Während in der Bauzeit in den 1960er-Jahren eine sehr rudimentäre Haustechnik genügte, sind die heute erforderlichen Anlagen vielfältig und komplex. Die Heizungs-, Lüftungs-, Sanitär- und Elektronlagen mussten gänzlich erneuert, die Brandschutzbestimmungen eingehalten werden. „Diese Anlagen mussten so eingebaut werden, dass die typischen Bauelemente des Funktionalismus wie das Sichtziegelmauerwerk und der Sichtbeton überall unverändert erhalten blieben“, sagt Josef March. Darüber hinaus sei an der Baustruktur selbst vieles zu restaurieren gewesen. Hinter dem wunderbar gefügten Mauerwerk verbarg sich an vielen Stellen eine auf Sparsamkeit bedachte und technisch oft unzulängliche Baukultur.
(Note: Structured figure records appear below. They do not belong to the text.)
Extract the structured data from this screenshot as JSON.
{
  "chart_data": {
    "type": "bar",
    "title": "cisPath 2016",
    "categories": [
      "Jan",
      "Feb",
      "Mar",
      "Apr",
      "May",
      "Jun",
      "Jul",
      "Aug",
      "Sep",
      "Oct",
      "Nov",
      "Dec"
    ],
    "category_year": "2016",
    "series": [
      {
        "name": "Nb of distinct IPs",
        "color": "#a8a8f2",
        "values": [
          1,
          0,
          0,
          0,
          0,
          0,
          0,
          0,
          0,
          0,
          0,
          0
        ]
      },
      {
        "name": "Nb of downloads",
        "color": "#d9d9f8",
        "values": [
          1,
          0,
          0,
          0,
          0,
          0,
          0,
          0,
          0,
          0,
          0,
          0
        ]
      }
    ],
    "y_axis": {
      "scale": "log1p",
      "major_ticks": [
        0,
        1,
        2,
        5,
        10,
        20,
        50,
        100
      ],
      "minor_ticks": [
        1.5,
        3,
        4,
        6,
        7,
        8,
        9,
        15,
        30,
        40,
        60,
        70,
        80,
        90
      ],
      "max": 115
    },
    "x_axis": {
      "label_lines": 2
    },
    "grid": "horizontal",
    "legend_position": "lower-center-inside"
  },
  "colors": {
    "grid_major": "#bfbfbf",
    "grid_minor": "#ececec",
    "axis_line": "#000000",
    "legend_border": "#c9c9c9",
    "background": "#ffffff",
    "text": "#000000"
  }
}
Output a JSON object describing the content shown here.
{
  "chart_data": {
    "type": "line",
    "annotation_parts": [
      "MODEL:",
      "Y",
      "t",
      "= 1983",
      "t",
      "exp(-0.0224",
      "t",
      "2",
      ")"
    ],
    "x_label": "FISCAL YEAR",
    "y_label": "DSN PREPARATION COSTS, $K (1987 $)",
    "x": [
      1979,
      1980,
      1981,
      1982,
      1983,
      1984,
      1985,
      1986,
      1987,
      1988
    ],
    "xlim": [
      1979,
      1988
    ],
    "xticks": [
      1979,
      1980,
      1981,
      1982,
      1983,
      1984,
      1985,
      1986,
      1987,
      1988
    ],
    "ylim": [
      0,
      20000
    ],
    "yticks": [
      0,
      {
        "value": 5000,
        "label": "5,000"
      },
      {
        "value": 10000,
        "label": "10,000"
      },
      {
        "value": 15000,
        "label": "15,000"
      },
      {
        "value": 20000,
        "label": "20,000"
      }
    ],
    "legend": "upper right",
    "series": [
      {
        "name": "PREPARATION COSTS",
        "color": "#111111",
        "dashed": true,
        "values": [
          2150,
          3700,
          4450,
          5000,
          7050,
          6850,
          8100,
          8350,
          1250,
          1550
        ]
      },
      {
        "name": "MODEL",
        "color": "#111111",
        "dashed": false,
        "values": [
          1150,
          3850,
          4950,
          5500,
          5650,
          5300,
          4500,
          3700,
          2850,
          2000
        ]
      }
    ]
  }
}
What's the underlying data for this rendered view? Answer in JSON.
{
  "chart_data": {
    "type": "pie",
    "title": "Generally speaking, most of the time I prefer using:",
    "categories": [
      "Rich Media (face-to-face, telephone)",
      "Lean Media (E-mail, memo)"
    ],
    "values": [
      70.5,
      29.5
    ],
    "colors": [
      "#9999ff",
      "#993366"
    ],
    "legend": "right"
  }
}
Geometer Andrea Nardi von Carron Bau erklärt: „Alle Räume sind jetzt mit komfortablen Heiz-, Kühl- und Klimaanlagen, Brandschutzsystemen, Notfall-Evakuierung und Beleuchtung, FM-Elektrosystemen, Audio-Video-Systemen in allen Konferenz- und Seminarräumen, mit TV-System in den Gästezimmern und Internet ausgestattet.“ Die oberen Stockwerke des Gebäudes wurden heller und die Außenanlagen mit Grünflächen, gut getrennten Fußgänger- und Fahrzeugwegen und Parkplätzen neu gestaltet. Die drei Gebäude schließen sich um den funktionellen und großzügigen Innenhof. Der Bauleiter von Carron Bau betont: „Die heutige Cusanus-Akademie ist das Ergebnis der engagierten Zusammenarbeit eines großen Teams motivierter Menschen. Zu Spitzenzeiten befanden sich rund 150 Arbeiter am Bau. „Sie haben keine Mühen gescheut, um die hoch gesteckten Ziele gemeinsam zu erreichen.“ Die Cusanus-Akademie sei zu einem Ort geworden, wo Menschen sich gerne treffen und bleiben werden, ist Andrea Nardi überzeugt.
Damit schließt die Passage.